Ces débats ont créé des scissions à l’intérieur des réseaux antiracistes germanophones, et ont eu un effet paralysant sur certaines luttes menées par ces réseaux. Ils ont donné lieu à la publication de nombreux textes et les débats continuent actuellement dans les réseaux militants. Parmi ces publications, une série d’articles parus dans le journal analyse & kritik a retenu notre attention.

Le premier article de la série a été écrit par plusieurs militant·es antiracistes racisé·es et blanc·hes, reprochant aux théories de la blanchité d’être globalement néfastes pour les mouvements antiracistes.

Puis, d’autres militant·es également antiracistes et racisé·es, ont publié en réponse un second texte, qui défendait cette fois les théories et les pratiques en question. La polémique a mené à la parution d’un troisième texte, sous forme d’une discussion entre des partisan·nes de ces deux positions. Tous ces articles ont finalement été republiés, avec d’autres, à l’automne 2013, dans un hors-série dédié à ces débats. [2]

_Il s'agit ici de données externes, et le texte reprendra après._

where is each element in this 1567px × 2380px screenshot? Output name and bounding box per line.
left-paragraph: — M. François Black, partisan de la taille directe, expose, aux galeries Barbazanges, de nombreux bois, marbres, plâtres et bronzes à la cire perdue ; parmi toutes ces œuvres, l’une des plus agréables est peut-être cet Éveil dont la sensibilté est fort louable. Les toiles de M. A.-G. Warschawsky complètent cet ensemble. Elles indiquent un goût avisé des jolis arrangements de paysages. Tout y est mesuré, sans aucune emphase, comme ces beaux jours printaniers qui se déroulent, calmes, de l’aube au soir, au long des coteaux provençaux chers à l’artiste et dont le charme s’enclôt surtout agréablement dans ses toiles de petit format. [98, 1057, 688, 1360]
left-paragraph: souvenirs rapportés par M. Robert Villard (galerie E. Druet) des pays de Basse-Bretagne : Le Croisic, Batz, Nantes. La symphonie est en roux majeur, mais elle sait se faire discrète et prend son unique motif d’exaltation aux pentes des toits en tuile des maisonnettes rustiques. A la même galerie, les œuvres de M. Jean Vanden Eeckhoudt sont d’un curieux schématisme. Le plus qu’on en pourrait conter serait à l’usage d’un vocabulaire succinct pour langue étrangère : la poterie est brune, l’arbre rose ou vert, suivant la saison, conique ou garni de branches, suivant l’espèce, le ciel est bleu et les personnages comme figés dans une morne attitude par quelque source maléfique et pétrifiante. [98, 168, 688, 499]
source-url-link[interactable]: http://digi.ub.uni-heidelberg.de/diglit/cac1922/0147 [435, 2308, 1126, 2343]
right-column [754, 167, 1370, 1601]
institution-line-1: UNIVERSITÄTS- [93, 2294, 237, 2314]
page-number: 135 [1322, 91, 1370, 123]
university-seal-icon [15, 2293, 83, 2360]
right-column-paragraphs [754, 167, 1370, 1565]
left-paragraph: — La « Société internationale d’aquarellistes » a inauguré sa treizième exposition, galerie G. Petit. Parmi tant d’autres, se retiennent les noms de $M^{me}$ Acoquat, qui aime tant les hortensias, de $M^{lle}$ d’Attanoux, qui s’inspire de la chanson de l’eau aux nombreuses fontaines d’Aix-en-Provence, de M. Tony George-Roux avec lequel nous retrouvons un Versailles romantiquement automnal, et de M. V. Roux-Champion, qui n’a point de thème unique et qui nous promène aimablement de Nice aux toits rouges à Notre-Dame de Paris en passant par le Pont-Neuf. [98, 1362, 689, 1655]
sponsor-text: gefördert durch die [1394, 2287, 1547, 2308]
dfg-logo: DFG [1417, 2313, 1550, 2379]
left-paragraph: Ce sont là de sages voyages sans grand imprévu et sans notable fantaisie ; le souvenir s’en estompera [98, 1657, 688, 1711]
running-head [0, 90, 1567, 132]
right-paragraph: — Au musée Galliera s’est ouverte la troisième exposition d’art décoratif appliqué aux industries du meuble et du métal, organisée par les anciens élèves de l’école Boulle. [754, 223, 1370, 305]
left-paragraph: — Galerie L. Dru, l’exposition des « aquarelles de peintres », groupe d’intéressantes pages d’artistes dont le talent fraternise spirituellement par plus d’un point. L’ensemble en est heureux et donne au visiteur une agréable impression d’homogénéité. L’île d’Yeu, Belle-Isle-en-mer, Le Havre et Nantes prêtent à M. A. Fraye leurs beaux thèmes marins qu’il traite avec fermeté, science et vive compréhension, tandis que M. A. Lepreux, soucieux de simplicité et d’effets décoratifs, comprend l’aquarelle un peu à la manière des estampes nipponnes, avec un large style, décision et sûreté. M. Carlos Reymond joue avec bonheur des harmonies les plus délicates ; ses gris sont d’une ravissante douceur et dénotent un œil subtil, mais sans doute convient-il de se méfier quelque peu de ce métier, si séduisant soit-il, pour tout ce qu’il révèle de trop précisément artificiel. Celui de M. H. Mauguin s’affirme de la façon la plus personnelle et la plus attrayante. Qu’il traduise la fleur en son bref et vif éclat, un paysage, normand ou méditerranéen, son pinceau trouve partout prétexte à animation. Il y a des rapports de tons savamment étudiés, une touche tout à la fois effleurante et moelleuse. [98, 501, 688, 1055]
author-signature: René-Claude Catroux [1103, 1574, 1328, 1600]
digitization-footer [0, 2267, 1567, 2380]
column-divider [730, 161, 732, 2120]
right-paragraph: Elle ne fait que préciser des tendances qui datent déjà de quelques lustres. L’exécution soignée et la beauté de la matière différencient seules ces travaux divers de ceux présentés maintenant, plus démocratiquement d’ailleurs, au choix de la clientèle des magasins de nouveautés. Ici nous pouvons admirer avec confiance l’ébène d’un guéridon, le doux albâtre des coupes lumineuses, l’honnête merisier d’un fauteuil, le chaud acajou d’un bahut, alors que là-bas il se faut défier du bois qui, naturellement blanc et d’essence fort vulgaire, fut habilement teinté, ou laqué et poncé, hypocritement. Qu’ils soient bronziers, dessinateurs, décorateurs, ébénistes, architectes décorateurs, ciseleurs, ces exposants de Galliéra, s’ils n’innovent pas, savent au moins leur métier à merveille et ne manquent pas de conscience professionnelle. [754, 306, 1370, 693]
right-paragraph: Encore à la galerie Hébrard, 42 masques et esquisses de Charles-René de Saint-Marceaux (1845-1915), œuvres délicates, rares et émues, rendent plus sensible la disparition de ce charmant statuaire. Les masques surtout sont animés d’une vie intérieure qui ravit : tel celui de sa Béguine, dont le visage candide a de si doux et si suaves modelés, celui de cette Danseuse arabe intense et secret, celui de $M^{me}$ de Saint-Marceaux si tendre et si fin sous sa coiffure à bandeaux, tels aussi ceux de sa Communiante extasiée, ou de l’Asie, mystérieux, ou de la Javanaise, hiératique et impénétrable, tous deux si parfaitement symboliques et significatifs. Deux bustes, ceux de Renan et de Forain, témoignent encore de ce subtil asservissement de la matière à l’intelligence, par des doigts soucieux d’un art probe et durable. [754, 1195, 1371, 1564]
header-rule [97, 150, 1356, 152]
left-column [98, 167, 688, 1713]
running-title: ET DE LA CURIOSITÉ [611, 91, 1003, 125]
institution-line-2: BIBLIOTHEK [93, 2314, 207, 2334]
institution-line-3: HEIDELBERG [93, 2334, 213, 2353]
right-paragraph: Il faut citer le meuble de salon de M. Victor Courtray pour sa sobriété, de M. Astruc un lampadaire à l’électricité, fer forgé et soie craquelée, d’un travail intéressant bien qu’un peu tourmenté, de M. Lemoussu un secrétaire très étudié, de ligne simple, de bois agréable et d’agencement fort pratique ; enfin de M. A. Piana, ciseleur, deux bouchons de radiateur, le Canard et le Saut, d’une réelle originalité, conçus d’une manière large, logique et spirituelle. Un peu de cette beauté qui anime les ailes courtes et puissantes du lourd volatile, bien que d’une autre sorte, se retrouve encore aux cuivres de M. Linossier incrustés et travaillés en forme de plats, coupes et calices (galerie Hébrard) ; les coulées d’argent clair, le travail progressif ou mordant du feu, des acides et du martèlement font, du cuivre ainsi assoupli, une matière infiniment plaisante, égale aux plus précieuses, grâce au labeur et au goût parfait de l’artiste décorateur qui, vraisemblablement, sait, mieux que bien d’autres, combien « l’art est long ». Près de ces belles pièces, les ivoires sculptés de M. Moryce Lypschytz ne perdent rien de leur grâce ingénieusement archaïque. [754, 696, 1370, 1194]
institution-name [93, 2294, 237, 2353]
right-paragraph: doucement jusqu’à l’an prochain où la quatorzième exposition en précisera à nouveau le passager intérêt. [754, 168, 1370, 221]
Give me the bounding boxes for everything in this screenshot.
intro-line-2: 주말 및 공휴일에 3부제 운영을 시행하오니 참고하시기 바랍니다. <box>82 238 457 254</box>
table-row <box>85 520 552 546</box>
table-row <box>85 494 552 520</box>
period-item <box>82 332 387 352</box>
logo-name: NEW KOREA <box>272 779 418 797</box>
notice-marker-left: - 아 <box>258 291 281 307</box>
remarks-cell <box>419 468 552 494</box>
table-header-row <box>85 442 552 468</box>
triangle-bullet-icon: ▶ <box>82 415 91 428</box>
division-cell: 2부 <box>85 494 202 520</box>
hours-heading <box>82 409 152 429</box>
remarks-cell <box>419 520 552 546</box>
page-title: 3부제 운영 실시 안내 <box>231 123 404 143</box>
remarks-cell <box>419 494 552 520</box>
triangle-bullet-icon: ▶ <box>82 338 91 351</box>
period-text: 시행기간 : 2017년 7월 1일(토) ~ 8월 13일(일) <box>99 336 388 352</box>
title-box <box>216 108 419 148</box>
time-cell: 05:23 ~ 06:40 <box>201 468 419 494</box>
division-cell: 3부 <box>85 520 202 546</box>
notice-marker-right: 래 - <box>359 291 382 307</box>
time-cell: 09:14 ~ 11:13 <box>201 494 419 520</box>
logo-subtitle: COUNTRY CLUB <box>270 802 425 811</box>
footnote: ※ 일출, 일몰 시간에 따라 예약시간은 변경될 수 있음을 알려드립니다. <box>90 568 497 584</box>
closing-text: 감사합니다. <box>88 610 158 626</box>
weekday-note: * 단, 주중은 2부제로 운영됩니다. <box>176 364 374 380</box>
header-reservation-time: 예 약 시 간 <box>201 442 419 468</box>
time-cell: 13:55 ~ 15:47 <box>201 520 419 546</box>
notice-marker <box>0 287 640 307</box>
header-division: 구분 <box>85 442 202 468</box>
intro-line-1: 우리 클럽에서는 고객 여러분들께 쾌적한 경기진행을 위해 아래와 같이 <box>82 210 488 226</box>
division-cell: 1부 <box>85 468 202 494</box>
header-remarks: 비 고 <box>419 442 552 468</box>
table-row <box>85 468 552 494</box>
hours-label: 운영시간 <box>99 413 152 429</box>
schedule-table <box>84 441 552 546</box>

Ces trois textes nous ont paru intéressants pour plusieurs raisons. D’abord, nous avons été contentes de lire une discussion dans laquelle s’expriment plusieurs points de vue, de trouver rassemblées dans un même journal des personnes qui partagent des luttes, mais qui ne pensent pas pareil et peuvent en discuter.

Cette forme nous a touchées parce qu’elle met en avant que penser c’est difficile, que parfois on pense de manière contradictoire et que dans nos luttes concrètes on doit trouver des manières de composer avec ces contradictions et de les dépasser. Puis, nous avons vu dans ces textes une occasion de réfléchir aux alliances possibles dans les luttes antiracistes depuis l’extérieur du cadre national toujours trop étriqué.

Déplacer ce débat de l’Allemagne à la France, c’est peut-être se donner la possibilité de traduire ce particulier-là dans notre local, et donc de prendre du recul, pour mieux prendre position. Bien sûr, ce qui nous a importé, en traduisant et publiant ces textes, c’est aussi de contribuer aux discussions et organisations actuelles des luttes contre les racismes, ceci dans les limites de nos points de vue blancs.

S’attaquer aux racismes est un enjeu urgent à l’heure actuelle, en France, en Allemagne et en Europe, et ce à plein de niveaux : inégalités socio-économiques très fortes (en Europe, mais aussi entre nord et Suds), non-reconnaissance des passés coloniaux, quasi inexistence de politiques de la mémoire et de réparation des exploitations coloniales et esclavagistes, installation toujours plus violente de citoyennetés à plusieurs vitesses, violences étatiques et acharnement médiatique contre des populations désignées comme risques intérieurs (migrant·es, réfugié·es, musulman·es, rroms...), invisibilisation du racisme dans les réseaux politiques historiquement progressistes, non-reconnaissance des luttes de personnes racisées...

Au vu de l’ampleur de la tâche, nous avons envie de trouver comment les débats et les conflits qui traversent nos luttes antiracistes peuvent nous enrichir plutôt que nous affaiblir. Il nous a paru que ces textes y contribuent. Nous vous recommandons la lecture des trois textes dans l’ordre, pour suivre les arguments du désaccord mais aussi les consensus qui se dégagent dans ce dialogue à nombreuses voix.

Revue

https://timult.poivron.org/09/timult-09-201603.pdf

Notes

[1] Si vous avez envie de lire plus à ce sujet, nous vous recommandons la lecture de la brochure « Comment ta liberté est liée à la mienne » que le réseau Transact a publié suite au campement. Elle existe en allemand, en français et en anglais, téléchargeable ici (Certaines des traductions françaises sont difficiles, si vous pouvez lire l’une des autres versions, c’est encore mieux.)